Organized Chaos Behind the Scenes in the Middle East
“This is the most exciting story I’ve ever covered in my life,” gushed veteran journalist Charles Sennott. “I’ve been a reporter for 25 years. I’ve covered the Middle East for more than 15 of those years. It was just so thrilling, so breathtaking, so unpredictable, and really a journey for the whole country of Egypt but also for those correspondents who’ve covered the Middle East for a long time.”
Sennott’s breathless reporting from Cairo’s Tahrir Square for GlobalPost, NPR, and PBS Frontline was not unique in its giddy enthusiasm for the “people power” revolutions sweeping Egypt, Tunisia, Libya, and much of the Middle East.
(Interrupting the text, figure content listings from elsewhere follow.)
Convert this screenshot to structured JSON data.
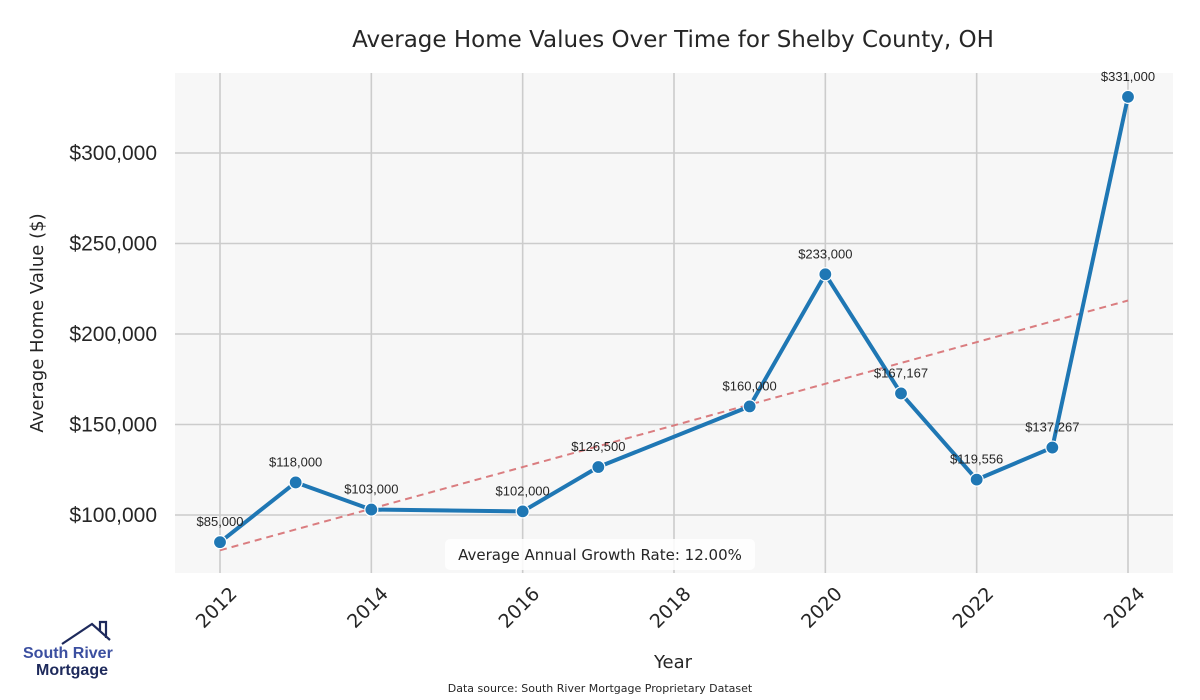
{
  "chart_data": {
    "type": "line",
    "title": "Average Home Values Over Time for Shelby County, OH",
    "xlabel": "Year",
    "ylabel": "Average Home Value ($)",
    "x": [
      2012,
      2013,
      2014,
      2016,
      2017,
      2019,
      2020,
      2021,
      2022,
      2023,
      2024
    ],
    "series": [
      {
        "name": "Average Home Value",
        "color": "#1f77b4",
        "values": [
          85000,
          118000,
          103000,
          102000,
          126500,
          160000,
          233000,
          167167,
          119556,
          137267,
          331000
        ],
        "labels": [
          "$85,000",
          "$118,000",
          "$103,000",
          "$102,000",
          "$126,500",
          "$160,000",
          "$233,000",
          "$167,167",
          "$119,556",
          "$137,267",
          "$331,000"
        ]
      },
      {
        "name": "Trend",
        "color": "#d9777a",
        "style": "dashed",
        "x": [
          2012,
          2024
        ],
        "values": [
          80500,
          218500
        ]
      }
    ],
    "xticks": [
      2012,
      2014,
      2016,
      2018,
      2020,
      2022,
      2024
    ],
    "xtick_labels": [
      "2012",
      "2014",
      "2016",
      "2018",
      "2020",
      "2022",
      "2024"
    ],
    "yticks": [
      100000,
      150000,
      200000,
      250000,
      300000
    ],
    "ytick_labels": [
      "$100,000",
      "$150,000",
      "$200,000",
      "$250,000",
      "$300,000"
    ],
    "xlim": [
      2011.3,
      2024.6
    ],
    "ylim": [
      68000,
      345000
    ],
    "grid": true,
    "annotation": "Average Annual Growth Rate: 12.00%",
    "footnote": "Data source: South River Mortgage Proprietary Dataset"
  },
  "logo": {
    "line1": "South River",
    "line2": "Mortgage",
    "color1": "#3b4fa0",
    "color2": "#1e2a5c"
  }
}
Indeed, his participatory excitement is a common narrative core running through most of the broadcast, print, and online news coverage of the still-developing turmoil in that ancient cauldron of political intrigue.
The decades-old autocracies of Hosni Mubarak in Egypt and Zine El Abidine Ben Ali in Tunisia have already been toppled, and as we go to press, the tyrannical regime of Libya’s terror-sponsoring dictator Moammar Ghadafi is on the ropes. And the fires of revolt are igniting or fully blazing in Oman, Bahrain, Yemen, and Morocco.